13The Respondent submits that the disputed treatment plans were both denied on the basis that the Applicant was assessed by s. 44 IE assessor, Dr. Eric Silver, physician, who determined both plans to be not reasonable or necessary.
14The Respondent relies on Dr. Silver’s musculoskeletal assessment from November 22, 2021. The report concluded that there was no compelling evidence of ongoing accident-related impairments. During the assessment. Dr. Silver found that the Applicant’s accident-related injuries have largely or completely resolved and that his current complaints are myofascial in nature.
15The Respondent notes that there have been no formal referrals for any form of physical therapy made by any of the treating physicians seen by the Applicant post-MVA. Nor were there any complaints of headaches, right hip pain, or dizziness to any of his treating physicians. Further, that as there is no mention of the Applicant being advised to remain off work in the clinical notes of the Ariana Clinic on June 8, 2021, it would appear that the Applicant was advised to not return to work solely by the staff at Humber Civic Care Centre, a walk-in clinic.
16The Respondent submits that the CNRs of Humber Civic Care Centre, are largely illegible and where they are legible, do not appear to show any clear indication of progress being made by the Applicant throughout the treatment process. Further, that the only indication in the Applicant’s CNRs regarding progress, in regard to the treatment in dispute, is from the Applicant’s own self-reporting.
17The Respondent relies on Tribunal decision PBM v. Aviva Insurance Company, 2020 CanLII 27385 (ONLAT), which holds that “a treatment plan or OCF-18 on its own is not sufficient or compelling evidence to prove entitlement to the treatment or that the treatment is reasonable and necessary”.
18Further, that in Ekelman v Co-operators General Insurance Company, 2023 CanLII 52352 (ONLAT), Adjudicator Pahuta also relies on the fact that, as in the within matter, the Applicant’s treating physician had not made any recommendations for the proposed treatment and that no progress reports were provided from the treating clinic to describe the Applicant’s progress in meeting the stated goals.
19Finally, the Respondent submits that it is not liable for payment of the two incurred treatment plans in dispute as several treatment sessions took place prior to the submission of the OCF-18 for the Respondent’s consideration.
20I acknowledge that in the Applicant’s assessment from Dr. Gofeld, there is a diagnosis of ongoing anxiety, chronic neck pain, chronic low back pain, and adjustment disorder with anxiety, and that when asked about treatment, he wrote “the client shall continue physical rehabilitation at the discretion of the therapist”. However, in the chronic pain report, Dr. Gofeld also states that the Applicant “did not exhibit pain behaviour.”

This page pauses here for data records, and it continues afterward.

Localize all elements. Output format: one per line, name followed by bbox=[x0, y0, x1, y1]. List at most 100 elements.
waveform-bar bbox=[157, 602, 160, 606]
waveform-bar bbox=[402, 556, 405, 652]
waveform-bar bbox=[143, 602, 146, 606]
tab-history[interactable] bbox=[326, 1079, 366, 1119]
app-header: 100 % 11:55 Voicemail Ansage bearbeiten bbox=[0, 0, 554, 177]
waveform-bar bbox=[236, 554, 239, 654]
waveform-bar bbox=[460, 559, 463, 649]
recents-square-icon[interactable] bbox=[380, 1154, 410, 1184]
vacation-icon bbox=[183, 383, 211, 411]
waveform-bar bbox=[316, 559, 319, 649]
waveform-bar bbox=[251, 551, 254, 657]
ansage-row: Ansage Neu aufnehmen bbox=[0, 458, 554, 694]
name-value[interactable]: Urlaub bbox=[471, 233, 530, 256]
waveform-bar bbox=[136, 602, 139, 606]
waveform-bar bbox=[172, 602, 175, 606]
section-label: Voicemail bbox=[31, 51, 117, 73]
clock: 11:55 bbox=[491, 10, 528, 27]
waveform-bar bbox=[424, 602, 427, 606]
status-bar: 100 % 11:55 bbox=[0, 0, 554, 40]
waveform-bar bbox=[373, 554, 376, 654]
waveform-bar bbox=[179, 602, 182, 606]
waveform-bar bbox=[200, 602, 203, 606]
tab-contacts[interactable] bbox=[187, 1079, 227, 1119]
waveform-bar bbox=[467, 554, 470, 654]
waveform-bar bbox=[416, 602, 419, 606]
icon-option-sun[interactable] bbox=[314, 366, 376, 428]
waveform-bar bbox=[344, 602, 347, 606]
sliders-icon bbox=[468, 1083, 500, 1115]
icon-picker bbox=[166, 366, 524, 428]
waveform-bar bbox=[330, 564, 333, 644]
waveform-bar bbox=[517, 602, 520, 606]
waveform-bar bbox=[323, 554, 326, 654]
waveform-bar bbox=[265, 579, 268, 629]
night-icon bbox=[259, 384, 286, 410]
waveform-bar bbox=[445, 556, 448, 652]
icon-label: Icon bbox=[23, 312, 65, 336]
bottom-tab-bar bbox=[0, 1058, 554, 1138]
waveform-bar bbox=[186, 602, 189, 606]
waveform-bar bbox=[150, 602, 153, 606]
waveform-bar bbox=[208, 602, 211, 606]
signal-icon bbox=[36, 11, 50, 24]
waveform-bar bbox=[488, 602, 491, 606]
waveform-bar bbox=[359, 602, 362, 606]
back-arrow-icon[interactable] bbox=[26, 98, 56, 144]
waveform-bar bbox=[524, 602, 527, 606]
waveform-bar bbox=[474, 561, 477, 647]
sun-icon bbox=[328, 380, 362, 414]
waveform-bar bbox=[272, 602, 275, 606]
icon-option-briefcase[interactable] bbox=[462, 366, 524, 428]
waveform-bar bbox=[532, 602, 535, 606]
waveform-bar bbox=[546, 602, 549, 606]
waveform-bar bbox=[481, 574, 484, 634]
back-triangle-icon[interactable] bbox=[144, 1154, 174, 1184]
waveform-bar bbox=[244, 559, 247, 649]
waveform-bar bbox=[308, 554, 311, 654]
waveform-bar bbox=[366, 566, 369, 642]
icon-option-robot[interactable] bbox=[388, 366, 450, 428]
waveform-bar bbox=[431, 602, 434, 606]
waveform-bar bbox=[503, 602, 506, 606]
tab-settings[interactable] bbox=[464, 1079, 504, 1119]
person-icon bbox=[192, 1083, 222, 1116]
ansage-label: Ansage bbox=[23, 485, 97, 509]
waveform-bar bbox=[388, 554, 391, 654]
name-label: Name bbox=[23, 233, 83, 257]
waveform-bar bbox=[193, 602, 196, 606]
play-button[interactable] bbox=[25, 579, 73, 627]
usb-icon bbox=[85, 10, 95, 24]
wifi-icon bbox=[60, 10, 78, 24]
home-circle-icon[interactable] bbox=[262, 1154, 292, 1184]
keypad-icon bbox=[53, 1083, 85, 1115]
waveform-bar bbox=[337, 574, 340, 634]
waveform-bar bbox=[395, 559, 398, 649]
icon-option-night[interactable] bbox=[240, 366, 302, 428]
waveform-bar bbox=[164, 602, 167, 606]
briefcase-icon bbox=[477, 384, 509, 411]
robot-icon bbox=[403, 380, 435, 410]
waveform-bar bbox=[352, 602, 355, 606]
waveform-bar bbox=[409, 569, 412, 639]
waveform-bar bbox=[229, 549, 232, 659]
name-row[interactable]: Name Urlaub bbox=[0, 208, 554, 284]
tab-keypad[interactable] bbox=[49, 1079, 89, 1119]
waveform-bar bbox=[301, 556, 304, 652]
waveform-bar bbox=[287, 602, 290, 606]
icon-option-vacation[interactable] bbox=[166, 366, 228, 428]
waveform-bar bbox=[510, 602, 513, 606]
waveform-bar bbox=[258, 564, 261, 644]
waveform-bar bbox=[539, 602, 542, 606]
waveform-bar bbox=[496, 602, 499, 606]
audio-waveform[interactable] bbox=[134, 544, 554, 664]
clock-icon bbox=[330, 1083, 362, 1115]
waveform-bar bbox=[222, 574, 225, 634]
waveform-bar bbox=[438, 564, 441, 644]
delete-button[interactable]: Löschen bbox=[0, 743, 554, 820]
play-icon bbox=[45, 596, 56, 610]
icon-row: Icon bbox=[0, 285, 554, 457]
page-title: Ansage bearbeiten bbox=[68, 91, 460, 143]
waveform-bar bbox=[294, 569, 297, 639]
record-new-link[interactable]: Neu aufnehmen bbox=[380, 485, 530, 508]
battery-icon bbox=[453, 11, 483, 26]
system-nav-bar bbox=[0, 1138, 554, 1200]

21Further, the Applicant has not directed me to any CNR entries where formal referrals for chiropractic treatment were made by any of the treating physicians seen by the Applicant post-MVA.
22I acknowledge there is a note in a CNR from January 10, 2022 where Dr. Novis wrote, ”should continue seeing physio” and that the Applicant submits physical treatment is helpful. However, there are no progress reports or treatment records showing that the treatment goals were being met.

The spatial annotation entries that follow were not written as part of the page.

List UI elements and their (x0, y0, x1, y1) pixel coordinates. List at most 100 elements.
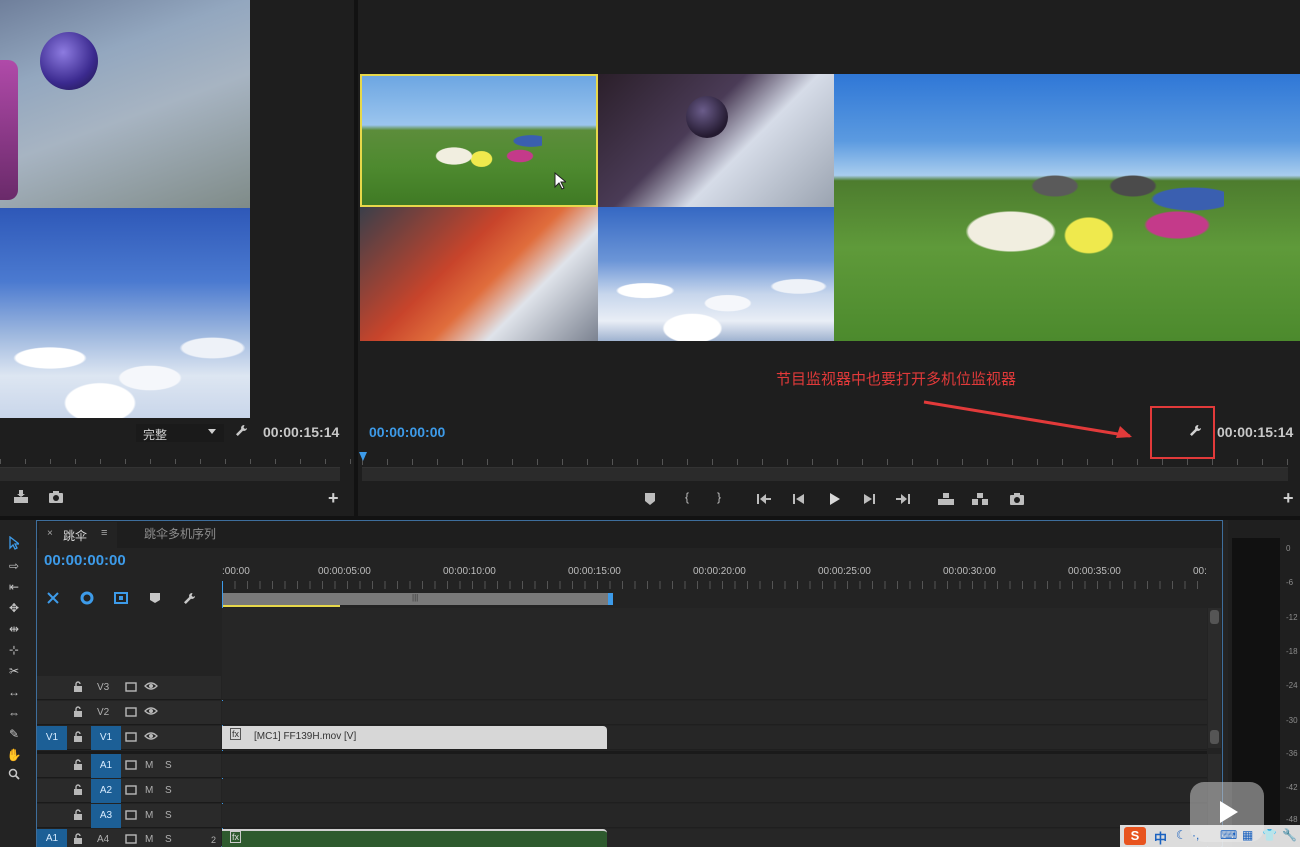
lock-icon[interactable] (73, 784, 83, 799)
lock-icon[interactable] (73, 706, 83, 721)
mark-out-icon[interactable]: } (707, 487, 731, 507)
eye-icon[interactable] (144, 706, 158, 719)
menu-icon[interactable]: ≡ (101, 527, 107, 539)
ime-language-indicator[interactable]: 中 (1154, 828, 1167, 847)
track-lane-a1[interactable] (222, 754, 1207, 778)
track-target-a3[interactable]: A3 (91, 804, 121, 828)
go-to-in-icon[interactable] (752, 488, 776, 508)
solo-button[interactable]: S (165, 785, 172, 796)
track-lane-a2[interactable] (222, 779, 1207, 803)
work-area-bar[interactable]: ||| (222, 593, 612, 605)
sync-lock-icon[interactable] (125, 785, 137, 798)
razor-tool-icon[interactable]: ✂ (4, 662, 24, 680)
play-icon[interactable] (822, 488, 846, 508)
timeline-time-ruler[interactable]: :00:00 00:00:05:00 00:00:10:00 00:00:15:… (222, 558, 1207, 608)
track-header-v2[interactable]: V2 (37, 701, 221, 725)
add-button-plus-icon[interactable]: + (328, 488, 339, 509)
keyboard-icon[interactable]: ⌨ (1220, 828, 1237, 842)
program-time-ruler[interactable] (362, 453, 1296, 465)
eye-icon[interactable] (144, 731, 158, 744)
track-target-a2[interactable]: A2 (91, 779, 121, 803)
lock-icon[interactable] (73, 759, 83, 774)
source-scrollbar[interactable] (0, 467, 340, 481)
sync-lock-icon[interactable] (125, 732, 137, 745)
camera-1-angle[interactable] (360, 74, 598, 207)
track-header-v1[interactable]: V1 V1 (37, 726, 221, 750)
track-header-a4[interactable]: A1 A4 M S 2 (37, 829, 221, 847)
solo-button[interactable]: S (165, 760, 172, 771)
moon-icon[interactable]: ☾ (1176, 828, 1187, 842)
wrench-icon[interactable]: 🔧 (1282, 828, 1297, 842)
add-button-plus-icon[interactable]: + (1283, 488, 1294, 509)
tab-tiaosan[interactable]: × 跳伞 ≡ (39, 522, 117, 548)
camera-3-angle[interactable] (360, 207, 598, 341)
shirt-icon[interactable]: 👕 (1262, 828, 1277, 842)
timeline-current-time[interactable]: 00:00:00:00 (44, 552, 126, 569)
ripple-edit-tool-icon[interactable]: ⇤ (4, 578, 24, 596)
program-timecode-current[interactable]: 00:00:00:00 (369, 424, 445, 440)
playhead-marker[interactable] (359, 452, 367, 461)
wrench-icon[interactable] (181, 591, 197, 610)
track-target-v1[interactable]: V1 (91, 726, 121, 750)
mute-button[interactable]: M (145, 760, 153, 771)
solo-button[interactable]: S (165, 810, 172, 821)
track-lane-a4[interactable]: fx (222, 829, 1207, 847)
wrench-icon[interactable] (1187, 423, 1203, 442)
sequence-insert-icon[interactable] (113, 591, 129, 608)
lift-icon[interactable] (934, 488, 958, 508)
selection-tool-icon[interactable] (4, 535, 24, 554)
hand-tool-icon[interactable]: ✋ (4, 746, 24, 764)
lock-icon[interactable] (73, 833, 83, 847)
track-lane-a3[interactable] (222, 804, 1207, 828)
pen-tool-icon[interactable]: ✎ (4, 725, 24, 743)
step-forward-icon[interactable] (857, 488, 881, 508)
insert-icon[interactable] (12, 489, 30, 508)
step-back-icon[interactable] (787, 488, 811, 508)
audio-clip[interactable]: fx (222, 829, 607, 847)
mark-in-icon[interactable]: { (675, 487, 699, 507)
track-header-a2[interactable]: A2 M S (37, 779, 221, 803)
camera-icon[interactable] (47, 489, 65, 508)
scroll-thumb[interactable] (1210, 730, 1219, 744)
mute-button[interactable]: M (145, 785, 153, 796)
program-preview[interactable] (834, 74, 1300, 341)
lock-icon[interactable] (73, 731, 83, 746)
lock-icon[interactable] (73, 681, 83, 696)
snap-icon[interactable] (45, 591, 61, 608)
rolling-edit-tool-icon[interactable]: ✥ (4, 599, 24, 617)
source-patch-v1[interactable]: V1 (37, 726, 67, 750)
track-select-tool-icon[interactable]: ⇨ (4, 557, 24, 575)
video-tracks-scrollbar[interactable] (1208, 608, 1221, 748)
source-patch-a1[interactable]: A1 (37, 829, 67, 847)
program-scrollbar[interactable] (362, 467, 1288, 481)
camera-2-angle[interactable] (598, 74, 834, 207)
video-clip[interactable]: fx [MC1] FF139H.mov [V] (222, 726, 607, 749)
track-lane-v3[interactable] (222, 676, 1207, 700)
track-header-a3[interactable]: A3 M S (37, 804, 221, 828)
track-lane-v2[interactable] (222, 701, 1207, 725)
sogou-ime-icon[interactable]: S (1124, 827, 1146, 845)
mute-button[interactable]: M (145, 810, 153, 821)
slide-tool-icon[interactable]: ⇔ (4, 704, 24, 722)
sync-lock-icon[interactable] (125, 707, 137, 720)
eye-icon[interactable] (144, 681, 158, 694)
work-area-end-handle[interactable] (608, 593, 613, 605)
solo-button[interactable]: S (165, 834, 172, 845)
linked-selection-icon[interactable] (79, 591, 95, 608)
track-lane-v1[interactable]: fx [MC1] FF139H.mov [V] (222, 726, 1207, 750)
slip-tool-icon[interactable]: ↔ (4, 683, 24, 701)
mute-button[interactable]: M (145, 834, 153, 845)
close-icon[interactable]: × (47, 528, 53, 539)
track-header-a1[interactable]: A1 M S (37, 754, 221, 778)
zoom-tool-icon[interactable] (4, 767, 24, 785)
wrench-icon[interactable] (233, 423, 249, 442)
scroll-thumb[interactable] (1210, 610, 1219, 624)
source-video-frame[interactable] (0, 0, 250, 418)
track-target-a1[interactable]: A1 (91, 754, 121, 778)
sync-lock-icon[interactable] (125, 810, 137, 823)
sync-lock-icon[interactable] (125, 682, 137, 695)
rate-stretch-tool-icon[interactable]: ⇹ (4, 620, 24, 638)
razor-split-tool-icon[interactable]: ⊹ (4, 641, 24, 659)
track-header-v3[interactable]: V3 (37, 676, 221, 700)
sync-lock-icon[interactable] (125, 760, 137, 773)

23Further, the plans in dispute are for chiropractic treatment and the evidence primarily refers to physiotherapy.
24I agree with the Respondent that it is challenging to assess whether this ongoing treatment is assisting the Applicant’s treatment goals without medical evidence describing the Applicant’s progress in meeting the stated goals.

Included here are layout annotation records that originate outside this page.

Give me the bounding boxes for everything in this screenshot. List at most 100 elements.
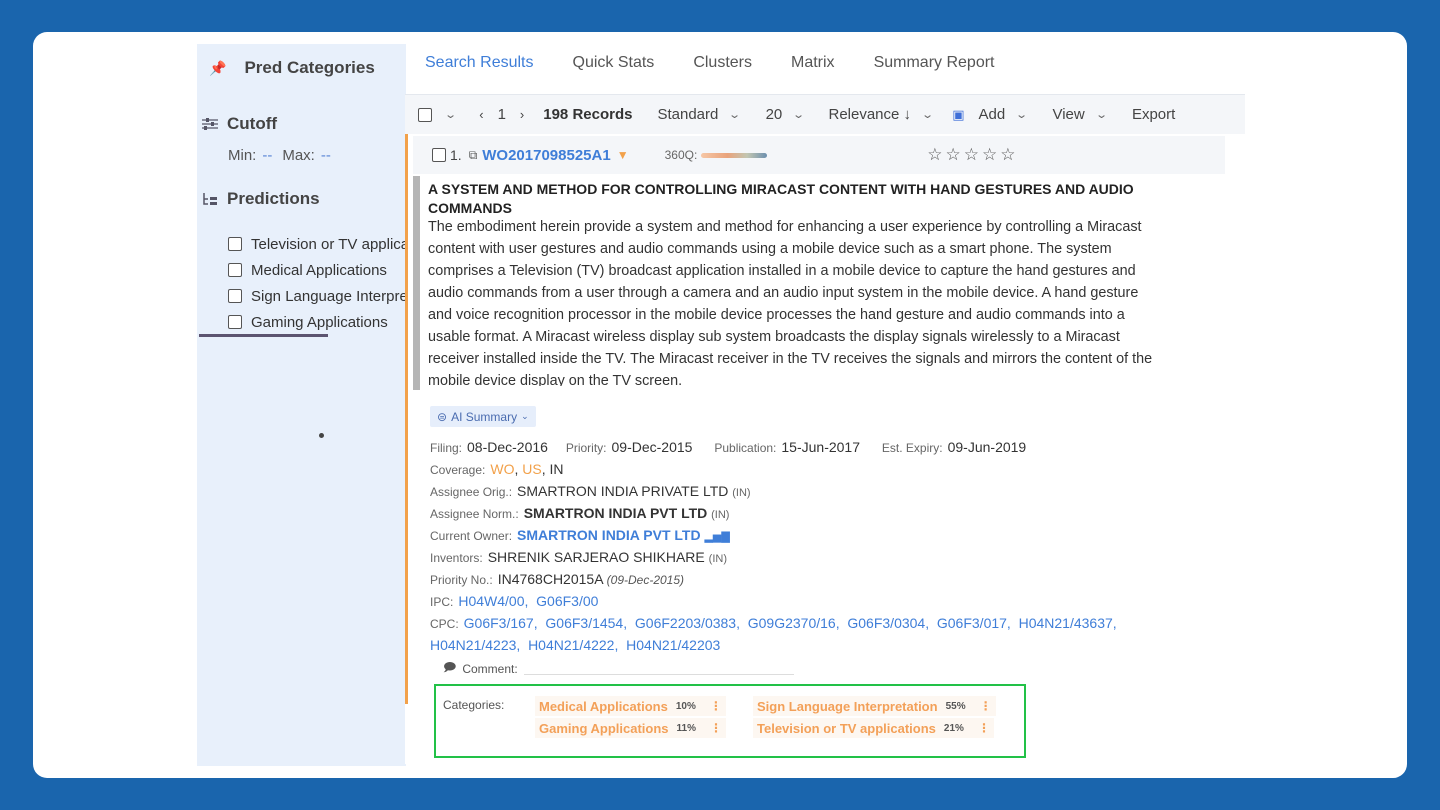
ipc-codes[interactable]: H04W4/00, G06F3/00 [458, 593, 598, 609]
sidebar-header: 📌 Pred Categories [209, 58, 375, 78]
abstract-line: mobile device display on the TV screen. [428, 373, 683, 386]
caret-down-icon[interactable]: ▼ [617, 148, 629, 162]
prediction-item[interactable]: Sign Language Interpretation [228, 283, 406, 309]
cursor-dot [319, 433, 324, 438]
inventors-label: Inventors: [430, 551, 483, 565]
sidebar: 📌 Pred Categories Cutoff Min: -- Max: -- Pr… [197, 44, 406, 766]
publication-number-link[interactable]: WO2017098525A1 [482, 147, 610, 164]
prediction-item[interactable]: Television or TV applications [228, 231, 406, 257]
category-chip[interactable]: Sign Language Interpretation 55% ⋮ [753, 696, 996, 716]
prediction-item[interactable]: Gaming Applications [228, 309, 406, 335]
view-mode-label: Standard [657, 106, 719, 123]
view-label: View [1052, 106, 1085, 123]
coverage-label: Coverage: [430, 463, 486, 477]
tab-search-results[interactable]: Search Results [425, 54, 534, 72]
kebab-menu-icon[interactable]: ⋮ [710, 721, 722, 735]
kebab-menu-icon[interactable]: ⋮ [980, 699, 992, 713]
chevron-down-icon: ⌄ [792, 109, 806, 121]
tab-clusters[interactable]: Clusters [693, 54, 752, 72]
comment-icon: 🗩 [443, 660, 457, 674]
current-owner-link[interactable]: SMARTRON INDIA PVT LTD [517, 527, 701, 543]
sidebar-title: Pred Categories [244, 58, 375, 77]
predictions-section[interactable]: Predictions [201, 189, 320, 209]
external-link-icon[interactable]: ⧉ [469, 148, 478, 163]
prediction-label: Sign Language Interpretation [251, 287, 406, 305]
abstract-line: comprises a Television (TV) broadcast ap… [428, 263, 1136, 279]
assignee-orig: SMARTRON INDIA PRIVATE LTD [517, 483, 729, 499]
publication-date: 15-Jun-2017 [781, 439, 861, 455]
cutoff-min-max: Min: -- Max: -- [228, 147, 341, 164]
inventors-row: Inventors: SHRENIK SARJERAO SHIKHARE (IN) [430, 549, 727, 565]
app-card: 📌 Pred Categories Cutoff Min: -- Max: -- Pr… [33, 32, 1407, 778]
pagination: ‹ 1 › [479, 106, 524, 123]
next-page-icon[interactable]: › [520, 107, 524, 122]
tab-matrix[interactable]: Matrix [791, 54, 835, 72]
prediction-item[interactable]: Medical Applications [228, 257, 406, 283]
pin-icon[interactable]: 📌 [209, 60, 226, 77]
record-checkbox[interactable] [432, 148, 446, 162]
prediction-checkbox[interactable] [228, 263, 242, 277]
chevron-down-icon: ⌄ [521, 411, 529, 421]
abstract-line: receiver installed inside the TV. The Mi… [428, 351, 1153, 367]
tab-quick-stats[interactable]: Quick Stats [573, 54, 655, 72]
prediction-checkbox[interactable] [228, 315, 242, 329]
prediction-label: Television or TV applications [251, 235, 406, 253]
per-page-select[interactable]: 20 ⌄ [766, 106, 806, 123]
add-label: Add [978, 106, 1006, 123]
prediction-label: Gaming Applications [251, 313, 388, 331]
min-value[interactable]: -- [262, 147, 272, 164]
comment-input-line[interactable] [523, 663, 794, 675]
cutoff-section[interactable]: Cutoff [201, 114, 277, 134]
category-percent: 11% [676, 722, 696, 734]
record-index: 1. [450, 147, 462, 163]
result-record: 1. ⧉ WO2017098525A1 ▼ 360Q: ☆☆☆☆☆ A SYST… [405, 134, 1225, 764]
export-button[interactable]: Export [1132, 106, 1175, 123]
tab-summary-report[interactable]: Summary Report [874, 54, 995, 72]
coverage-country[interactable]: US [522, 461, 541, 477]
kebab-menu-icon[interactable]: ⋮ [978, 721, 990, 735]
select-all-control[interactable]: ⌄ [418, 107, 457, 122]
assignee-norm: SMARTRON INDIA PVT LTD [523, 505, 708, 521]
coverage-country[interactable]: WO [490, 461, 514, 477]
cpc-codes[interactable]: G06F3/167, G06F3/1454, G06F2203/0383, G0… [464, 615, 1117, 631]
kebab-menu-icon[interactable]: ⋮ [710, 699, 722, 713]
folder-add-icon: ▣ [952, 106, 965, 122]
sort-select[interactable]: Relevance ↓ ⌄ [828, 106, 934, 123]
prediction-checkbox[interactable] [228, 237, 242, 251]
assignee-orig-row: Assignee Orig.: SMARTRON INDIA PRIVATE LT… [430, 483, 751, 499]
coverage-country: IN [549, 461, 564, 477]
record-header: 1. ⧉ WO2017098525A1 ▼ 360Q: ☆☆☆☆☆ [413, 136, 1225, 174]
max-value[interactable]: -- [321, 147, 331, 164]
abstract-line: usable format. A Miracast wireless displ… [428, 329, 1120, 345]
coverage-row: Coverage: WO, US, IN [430, 461, 564, 477]
view-mode-select[interactable]: Standard ⌄ [657, 106, 741, 123]
select-all-checkbox[interactable] [418, 107, 432, 122]
category-chip[interactable]: Medical Applications 10% ⋮ [535, 696, 726, 716]
abstract-line: and voice recognition processor in the m… [428, 307, 1125, 323]
category-chip[interactable]: Television or TV applications 21% ⋮ [753, 718, 994, 738]
priority-date: 09-Dec-2015 [611, 439, 693, 455]
view-button[interactable]: View ⌄ [1052, 106, 1107, 123]
category-name: Sign Language Interpretation [757, 698, 938, 714]
prev-page-icon[interactable]: ‹ [479, 107, 483, 122]
category-percent: 10% [675, 700, 696, 712]
cpc-row-continued: H04N21/4223, H04N21/4222, H04N21/42203 [430, 637, 720, 653]
bar-chart-icon[interactable]: ▂▅▇ [704, 531, 729, 543]
star-rating[interactable]: ☆☆☆☆☆ [927, 145, 1018, 165]
owner-row: Current Owner: SMARTRON INDIA PVT LTD ▂▅▇ [430, 527, 730, 543]
main-tabs: Search Results Quick Stats Clusters Matr… [425, 54, 994, 72]
chevron-down-icon[interactable]: ⌄ [444, 108, 457, 121]
category-chip[interactable]: Gaming Applications 11% ⋮ [535, 718, 726, 738]
prediction-checkbox[interactable] [228, 289, 242, 303]
ai-summary-button[interactable]: ⊜ AI Summary ⌄ [430, 406, 536, 427]
cpc-codes[interactable]: H04N21/4223, H04N21/4222, H04N21/42203 [430, 637, 720, 653]
add-button[interactable]: ▣ Add ⌄ [952, 106, 1028, 123]
comment-label: Comment: [462, 661, 518, 676]
comment-field[interactable]: 🗩 Comment: [443, 658, 794, 679]
sidebar-scrollbar[interactable] [199, 334, 328, 337]
page-number[interactable]: 1 [498, 106, 506, 123]
abstract-line: audio commands from a user through a cam… [428, 285, 1139, 301]
abstract-scrollbar[interactable] [413, 176, 420, 390]
record-title[interactable]: A SYSTEM AND METHOD FOR CONTROLLING MIRA… [428, 180, 1218, 218]
country-code: (IN) [732, 487, 751, 499]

25I do not find the Applicant has met their onus to establish the reasonableness or necessity of these plans for chiropractic treatment. Therefore, on a balance of probabilities, I find that the Applicant is not entitled to either treatment plan.
Interest
26Pursuant to s. 51 of the Schedule, as no plans are payable, no interest is owing.
ORDER
27I find that the Applicant is not entitled to either treatment plan.
28I find the Applicant is not entitled to interest as the treatment plans in dispute are not payable.